How our workflow was enhanced
By leveraging the same models, interfaces and fixtures between QA and development, the team were able to reason better about how the projects were built. All of this was made possible because TypeScript gives you the language features that make it simpler to write high-quality and maintainable code.
The TypeScript compiler robustly enforces the rules we put in place, so there was less ambiguity when multiple developers and disciplines worked on the codebase.
Challenges we would have faced if we hadn’t used TypeScript
We definitely could have taken the pencil and paper approach, but surely there’s a better way?
The answer is a resounding ‘Yes’, and the solution is to use TypeScript.
TypeScript’s strong typing makes it simpler to explicity implement design patterns and OO concepts, such as the factory function pattern demonstrated below.
Had we chosen not to use TypeScript, the team would have been deprived of the ability to check types at compile-time and in our text editors using a linter. We would have been throwing away an array of tools that do the heavy lifting and ensure we’re making the system work as intended.
Data inconsistency, re-definition and duplication would have always been a risk, and the Object-oriented constructs we benefited from in TypeScript would not have been formalised had we relied on implicitly implemented patterns.
All in all we found TypeScript to be a great language and tool to use in delivering our project, and each of us learned a little something along the way.
The problem with a disjointed stack
There can be a disconnect between front-end and back-end developers working on different parts of the same application, perhaps working in different programming languages and with different technologies. This lack of awareness can be problematic when new features are being developed that require input from both sides of the stack in order to properly design a solution.

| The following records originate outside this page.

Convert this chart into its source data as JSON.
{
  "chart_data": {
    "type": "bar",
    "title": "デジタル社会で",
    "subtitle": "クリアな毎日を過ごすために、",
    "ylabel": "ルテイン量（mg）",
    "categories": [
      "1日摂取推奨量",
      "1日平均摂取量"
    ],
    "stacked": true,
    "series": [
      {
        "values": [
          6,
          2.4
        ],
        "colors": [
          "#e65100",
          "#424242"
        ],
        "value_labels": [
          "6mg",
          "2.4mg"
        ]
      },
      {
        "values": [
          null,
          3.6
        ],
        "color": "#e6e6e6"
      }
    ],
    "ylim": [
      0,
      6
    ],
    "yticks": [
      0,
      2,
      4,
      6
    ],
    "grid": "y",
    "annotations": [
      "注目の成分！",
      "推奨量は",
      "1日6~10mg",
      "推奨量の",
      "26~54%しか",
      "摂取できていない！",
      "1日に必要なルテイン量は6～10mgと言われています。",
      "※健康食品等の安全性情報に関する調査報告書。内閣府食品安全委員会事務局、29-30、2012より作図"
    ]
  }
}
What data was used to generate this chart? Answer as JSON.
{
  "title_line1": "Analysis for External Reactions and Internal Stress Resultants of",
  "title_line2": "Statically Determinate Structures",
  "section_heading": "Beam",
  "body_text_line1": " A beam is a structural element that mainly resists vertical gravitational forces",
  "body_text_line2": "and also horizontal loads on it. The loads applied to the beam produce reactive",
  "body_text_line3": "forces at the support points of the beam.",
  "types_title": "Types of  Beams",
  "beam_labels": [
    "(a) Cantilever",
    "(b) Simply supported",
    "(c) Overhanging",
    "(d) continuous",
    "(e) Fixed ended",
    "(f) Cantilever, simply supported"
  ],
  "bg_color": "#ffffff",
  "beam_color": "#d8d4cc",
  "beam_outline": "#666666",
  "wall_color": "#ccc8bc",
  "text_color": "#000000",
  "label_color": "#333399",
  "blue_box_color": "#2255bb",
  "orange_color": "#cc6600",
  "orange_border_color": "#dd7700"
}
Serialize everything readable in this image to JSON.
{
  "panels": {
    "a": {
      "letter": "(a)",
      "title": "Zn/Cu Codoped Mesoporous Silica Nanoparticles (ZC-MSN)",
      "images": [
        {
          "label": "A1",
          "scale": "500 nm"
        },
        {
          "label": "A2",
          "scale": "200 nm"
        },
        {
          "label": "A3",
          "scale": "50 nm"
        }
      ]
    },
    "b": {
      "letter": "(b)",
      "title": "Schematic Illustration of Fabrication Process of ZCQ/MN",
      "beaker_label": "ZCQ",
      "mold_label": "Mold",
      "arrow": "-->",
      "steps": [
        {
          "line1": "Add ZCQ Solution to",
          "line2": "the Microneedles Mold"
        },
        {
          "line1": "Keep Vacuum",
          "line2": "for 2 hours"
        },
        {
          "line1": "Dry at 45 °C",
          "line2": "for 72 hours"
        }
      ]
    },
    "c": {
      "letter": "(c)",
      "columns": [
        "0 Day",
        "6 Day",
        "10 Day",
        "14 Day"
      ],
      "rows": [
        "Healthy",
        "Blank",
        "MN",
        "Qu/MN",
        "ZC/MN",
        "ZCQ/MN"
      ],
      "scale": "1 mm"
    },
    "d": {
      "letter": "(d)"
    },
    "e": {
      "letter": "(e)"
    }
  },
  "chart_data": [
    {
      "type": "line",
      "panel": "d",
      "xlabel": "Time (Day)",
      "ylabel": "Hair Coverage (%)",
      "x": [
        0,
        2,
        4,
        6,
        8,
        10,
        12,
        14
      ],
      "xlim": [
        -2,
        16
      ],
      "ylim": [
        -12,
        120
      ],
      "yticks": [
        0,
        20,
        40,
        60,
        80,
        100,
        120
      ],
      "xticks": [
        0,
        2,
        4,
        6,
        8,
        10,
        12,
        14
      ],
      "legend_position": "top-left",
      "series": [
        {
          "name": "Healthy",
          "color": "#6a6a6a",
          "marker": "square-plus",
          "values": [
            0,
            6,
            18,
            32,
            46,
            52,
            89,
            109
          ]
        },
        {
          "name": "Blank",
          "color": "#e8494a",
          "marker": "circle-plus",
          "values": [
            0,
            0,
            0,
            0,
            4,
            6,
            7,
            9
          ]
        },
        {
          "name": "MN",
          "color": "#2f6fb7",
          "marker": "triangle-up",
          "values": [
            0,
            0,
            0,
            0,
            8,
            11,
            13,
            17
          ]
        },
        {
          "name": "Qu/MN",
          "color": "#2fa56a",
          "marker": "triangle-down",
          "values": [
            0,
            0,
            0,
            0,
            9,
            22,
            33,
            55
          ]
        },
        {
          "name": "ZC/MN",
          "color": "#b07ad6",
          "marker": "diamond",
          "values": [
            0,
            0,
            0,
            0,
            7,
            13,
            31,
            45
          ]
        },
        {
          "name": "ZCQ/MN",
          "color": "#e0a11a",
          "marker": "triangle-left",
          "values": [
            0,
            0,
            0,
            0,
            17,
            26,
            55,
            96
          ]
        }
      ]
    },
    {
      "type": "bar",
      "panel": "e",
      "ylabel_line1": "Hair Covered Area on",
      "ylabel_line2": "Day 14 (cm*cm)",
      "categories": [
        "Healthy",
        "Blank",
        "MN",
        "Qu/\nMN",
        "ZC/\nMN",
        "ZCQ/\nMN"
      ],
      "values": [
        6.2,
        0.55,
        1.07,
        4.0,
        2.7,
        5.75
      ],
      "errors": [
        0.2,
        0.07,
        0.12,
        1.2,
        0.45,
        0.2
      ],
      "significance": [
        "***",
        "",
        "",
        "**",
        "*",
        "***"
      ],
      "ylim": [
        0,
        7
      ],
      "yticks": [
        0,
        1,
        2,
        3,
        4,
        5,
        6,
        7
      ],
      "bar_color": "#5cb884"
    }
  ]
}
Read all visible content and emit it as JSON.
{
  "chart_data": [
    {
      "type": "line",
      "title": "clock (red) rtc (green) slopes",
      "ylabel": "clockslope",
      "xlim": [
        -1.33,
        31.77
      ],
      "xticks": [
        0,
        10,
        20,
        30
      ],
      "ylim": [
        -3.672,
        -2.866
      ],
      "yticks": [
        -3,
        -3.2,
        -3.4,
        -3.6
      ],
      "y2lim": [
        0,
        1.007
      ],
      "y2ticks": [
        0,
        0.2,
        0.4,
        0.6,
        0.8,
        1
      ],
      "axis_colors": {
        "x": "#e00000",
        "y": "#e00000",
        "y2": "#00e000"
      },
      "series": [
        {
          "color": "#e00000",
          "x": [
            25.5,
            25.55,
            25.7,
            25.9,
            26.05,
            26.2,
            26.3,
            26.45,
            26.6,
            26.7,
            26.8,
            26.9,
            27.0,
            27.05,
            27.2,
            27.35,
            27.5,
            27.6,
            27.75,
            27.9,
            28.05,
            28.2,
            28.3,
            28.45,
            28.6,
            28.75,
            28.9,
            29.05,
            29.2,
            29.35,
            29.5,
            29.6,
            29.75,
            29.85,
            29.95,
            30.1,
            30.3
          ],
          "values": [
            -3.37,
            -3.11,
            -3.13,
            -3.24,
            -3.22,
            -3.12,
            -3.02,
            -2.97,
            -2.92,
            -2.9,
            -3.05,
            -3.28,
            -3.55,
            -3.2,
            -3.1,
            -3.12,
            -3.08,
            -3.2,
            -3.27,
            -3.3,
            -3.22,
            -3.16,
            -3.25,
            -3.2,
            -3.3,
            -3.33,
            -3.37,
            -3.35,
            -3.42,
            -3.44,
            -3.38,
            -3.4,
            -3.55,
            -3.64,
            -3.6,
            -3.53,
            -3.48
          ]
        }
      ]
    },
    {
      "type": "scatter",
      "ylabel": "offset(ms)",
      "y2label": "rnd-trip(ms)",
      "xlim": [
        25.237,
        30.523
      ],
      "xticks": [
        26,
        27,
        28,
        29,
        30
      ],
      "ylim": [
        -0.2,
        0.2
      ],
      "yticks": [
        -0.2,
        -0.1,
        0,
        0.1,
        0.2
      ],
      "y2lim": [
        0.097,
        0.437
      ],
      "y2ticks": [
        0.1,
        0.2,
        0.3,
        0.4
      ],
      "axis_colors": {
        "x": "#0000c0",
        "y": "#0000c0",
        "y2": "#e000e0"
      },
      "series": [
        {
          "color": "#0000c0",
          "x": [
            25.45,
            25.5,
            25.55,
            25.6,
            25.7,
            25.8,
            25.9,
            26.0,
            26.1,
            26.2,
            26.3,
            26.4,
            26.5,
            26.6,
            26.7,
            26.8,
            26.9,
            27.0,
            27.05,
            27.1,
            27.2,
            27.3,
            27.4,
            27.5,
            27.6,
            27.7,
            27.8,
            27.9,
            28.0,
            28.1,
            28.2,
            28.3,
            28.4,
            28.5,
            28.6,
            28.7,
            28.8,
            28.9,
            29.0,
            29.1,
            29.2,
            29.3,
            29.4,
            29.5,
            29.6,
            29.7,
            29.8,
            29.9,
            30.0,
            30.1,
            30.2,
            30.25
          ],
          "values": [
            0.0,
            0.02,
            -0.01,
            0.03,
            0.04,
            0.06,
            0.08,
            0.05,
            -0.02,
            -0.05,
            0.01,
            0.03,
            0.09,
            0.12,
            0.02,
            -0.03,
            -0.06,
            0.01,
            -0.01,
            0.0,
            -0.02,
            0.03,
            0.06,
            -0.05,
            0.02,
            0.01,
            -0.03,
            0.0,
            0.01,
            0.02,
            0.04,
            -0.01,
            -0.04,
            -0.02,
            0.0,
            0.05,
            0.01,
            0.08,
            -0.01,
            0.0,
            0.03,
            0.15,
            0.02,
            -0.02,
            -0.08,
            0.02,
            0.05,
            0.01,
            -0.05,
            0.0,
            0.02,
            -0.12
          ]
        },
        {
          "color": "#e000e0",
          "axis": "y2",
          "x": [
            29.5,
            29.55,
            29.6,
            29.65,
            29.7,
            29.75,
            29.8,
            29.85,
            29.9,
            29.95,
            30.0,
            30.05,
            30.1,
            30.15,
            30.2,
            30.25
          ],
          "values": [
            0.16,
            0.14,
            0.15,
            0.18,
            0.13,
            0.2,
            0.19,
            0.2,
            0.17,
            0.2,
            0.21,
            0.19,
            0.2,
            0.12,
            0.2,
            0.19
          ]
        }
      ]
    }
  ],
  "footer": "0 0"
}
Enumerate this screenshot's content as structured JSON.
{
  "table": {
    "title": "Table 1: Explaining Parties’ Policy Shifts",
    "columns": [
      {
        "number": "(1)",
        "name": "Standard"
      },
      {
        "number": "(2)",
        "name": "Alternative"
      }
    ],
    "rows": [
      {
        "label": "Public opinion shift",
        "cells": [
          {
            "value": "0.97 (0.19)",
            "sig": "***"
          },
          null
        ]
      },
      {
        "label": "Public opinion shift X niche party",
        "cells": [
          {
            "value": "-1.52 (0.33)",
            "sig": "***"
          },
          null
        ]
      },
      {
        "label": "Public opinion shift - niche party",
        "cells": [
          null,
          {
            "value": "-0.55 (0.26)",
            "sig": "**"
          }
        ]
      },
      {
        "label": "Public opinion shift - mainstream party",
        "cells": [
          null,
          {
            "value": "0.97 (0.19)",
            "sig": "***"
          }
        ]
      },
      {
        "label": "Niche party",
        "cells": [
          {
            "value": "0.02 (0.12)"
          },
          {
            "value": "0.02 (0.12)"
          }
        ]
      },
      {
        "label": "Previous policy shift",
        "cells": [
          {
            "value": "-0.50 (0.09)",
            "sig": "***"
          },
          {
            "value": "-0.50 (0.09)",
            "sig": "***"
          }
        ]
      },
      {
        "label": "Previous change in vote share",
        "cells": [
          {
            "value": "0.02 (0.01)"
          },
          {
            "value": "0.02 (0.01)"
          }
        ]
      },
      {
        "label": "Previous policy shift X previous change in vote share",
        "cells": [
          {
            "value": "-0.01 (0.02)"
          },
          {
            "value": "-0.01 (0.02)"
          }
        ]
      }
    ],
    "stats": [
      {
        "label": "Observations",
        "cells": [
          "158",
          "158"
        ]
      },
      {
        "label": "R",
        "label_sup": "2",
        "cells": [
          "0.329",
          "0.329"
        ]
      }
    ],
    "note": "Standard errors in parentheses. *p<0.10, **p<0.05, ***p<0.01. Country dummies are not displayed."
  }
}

The disconnect is illustrated in the image below, which shows that the natural meeting point between the two disciplines is the API layer.
The possible solution
This chasm can be filled by adopting a common dialogue within a project. The dialogue could take the form of understanding a common set of design and architectural patterns at the high level, or if we were to go a little lower level, we could even use the same programming language within the stack so that components can be more easily described and communicated amongst all team disciplines.
How using TypeScript changes things for the better
We believe that TypeScript is the language to unite and align the entire stack and has the potential to make teams more cross-functional or ‘T-shaped’.
You can even dive deep into the future of TypeScript
Here’s some new functionality from the 3.7 beta of TypeScript that demonstrates the new optional chaining operator (look out for the ‘?’ operator in the code example below):
TypeScript has been a good fit for our projects at Amplience, and it doesn’t look like it’s going away any time soon. TypeScript is growing in popularity, has robust documentation and an enthusiastic community behind it.
We think that using TypeScript will make your development teams happier, more T-shaped and better communicators- and it will also help them write more resilient and maintainable code.
As the old saying goes, the proof of the pudding is in the eating. So dig in and see how TypeScript can change the way your teams work for the better.